[Discuss] Interesting linux date bug

pw p.willis at telus.net
Tue Mar 4 10:14:32 PST 2008


DR wrote:
> pw wrote:
>> Alan W. Irwin wrote:
>>> On 2008-03-03 11:34-0800 pw wrote:
>>>
>>>> Apparently this second didn't exist:
>>>>
>>>> date -u -d "12/31/1969 23:59:59" +%s
>>>
>>> What distro are you using?
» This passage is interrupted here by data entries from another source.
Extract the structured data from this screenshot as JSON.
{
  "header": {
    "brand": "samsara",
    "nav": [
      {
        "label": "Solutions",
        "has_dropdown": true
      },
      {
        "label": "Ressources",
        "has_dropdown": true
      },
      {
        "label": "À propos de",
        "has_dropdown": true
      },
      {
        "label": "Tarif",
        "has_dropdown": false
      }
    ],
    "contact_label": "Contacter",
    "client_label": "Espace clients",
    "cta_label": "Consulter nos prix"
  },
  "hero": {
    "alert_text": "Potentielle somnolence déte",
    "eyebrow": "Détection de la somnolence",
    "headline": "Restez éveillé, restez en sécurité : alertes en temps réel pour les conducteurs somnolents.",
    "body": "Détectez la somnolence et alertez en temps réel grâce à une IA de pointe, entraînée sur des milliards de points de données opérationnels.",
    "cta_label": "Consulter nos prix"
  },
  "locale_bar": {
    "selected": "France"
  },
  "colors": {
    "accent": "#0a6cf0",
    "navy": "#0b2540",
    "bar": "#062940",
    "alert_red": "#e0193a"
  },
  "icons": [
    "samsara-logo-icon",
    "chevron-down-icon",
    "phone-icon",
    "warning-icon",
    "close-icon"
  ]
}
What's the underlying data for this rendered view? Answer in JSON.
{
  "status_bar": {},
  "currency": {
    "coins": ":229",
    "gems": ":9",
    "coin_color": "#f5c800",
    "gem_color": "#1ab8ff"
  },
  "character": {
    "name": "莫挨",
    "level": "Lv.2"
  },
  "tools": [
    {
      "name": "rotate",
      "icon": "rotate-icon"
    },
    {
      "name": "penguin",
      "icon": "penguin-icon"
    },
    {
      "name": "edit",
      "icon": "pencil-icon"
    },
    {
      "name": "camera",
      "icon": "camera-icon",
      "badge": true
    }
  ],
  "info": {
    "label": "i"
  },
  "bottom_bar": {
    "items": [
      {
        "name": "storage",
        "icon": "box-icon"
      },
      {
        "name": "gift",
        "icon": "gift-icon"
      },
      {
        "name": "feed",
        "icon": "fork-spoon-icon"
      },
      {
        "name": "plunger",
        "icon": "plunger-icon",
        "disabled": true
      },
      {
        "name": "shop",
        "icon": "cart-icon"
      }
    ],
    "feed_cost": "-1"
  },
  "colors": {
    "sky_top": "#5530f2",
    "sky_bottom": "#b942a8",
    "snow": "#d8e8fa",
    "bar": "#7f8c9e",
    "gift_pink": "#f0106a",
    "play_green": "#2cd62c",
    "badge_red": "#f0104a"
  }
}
That command works fine on my (64-bit) Debian
>>> testing system:
>>>
>>> irwin at raven> date -u -d "12/31/1969 23:59:59" +%s
>>> -1
>>>
>>> Also, the epoch for one second later also works....
>>>
>>> irwin at raven> date -u -d "01/01/1970 00:00:00" +%s
>>> 0
>>>
>>> Just to throw a curve ball into the discussion, watch out for leap 
>>> seconds,
>>> see http://en.wikipedia.org/wiki/Unix_time.  The above epochs did not 
>>> have
>>> leap seconds, but apparently there are Unix computer-time 
>>> inconsistencies at
>>> epochs where leap seconds (necessary to account for the varying rotation
>>> rate of the earth) occur.
>>>
>>> Alan
>>
>> I'm using centos on that machine. Centos is a peared down
>> redhat style distro.
>>
>> The seconds on either side of that work fine. The actual +%s
>> value of that second should be -1 (negative one), just as you show.
>> On that machine the date comes up as invalid.
>>
>> This is not really a big deal for me. I only noticed this because
>> I was making a table of unix seconds values for the ends of years.
>>
>> ie:
>>
>> for YEAR in `seq 1900 2035`; do date -u -d "01/01/$YEAR 23:59:59" +%s; 
>> done
>>
>> Does the linux date have a leap seconds flag/setting.
>> Maybe that's the problem.
>>
>> Peter
> 
> I am using:
> 
> Centos Version 5
> date (GNU coreutils) 5.97
> 
> and I get the following results:
> 
> $ date -u -d "12/31/1969 23:59:58" +%s
> -2
> $ date -u -d "12/31/1969 23:59:59" +%s
> -1
> $ date -u -d "01/01/1970 00:00:00" +%s
> 0
> $ date -u -d "01/01/1970 00:00:01" +%s
> 1
> 
> Deid

My version of Centos.

Linux version 2.6.9-42.ELsmp (buildcentos at build-i386) (gcc version 3.4.6 
20060404 (Red Hat 3.4.6-3)) #1 SMP Sat Aug 12 09:39:11 CDT 2006

Running on dual Xeons and a gig of memory.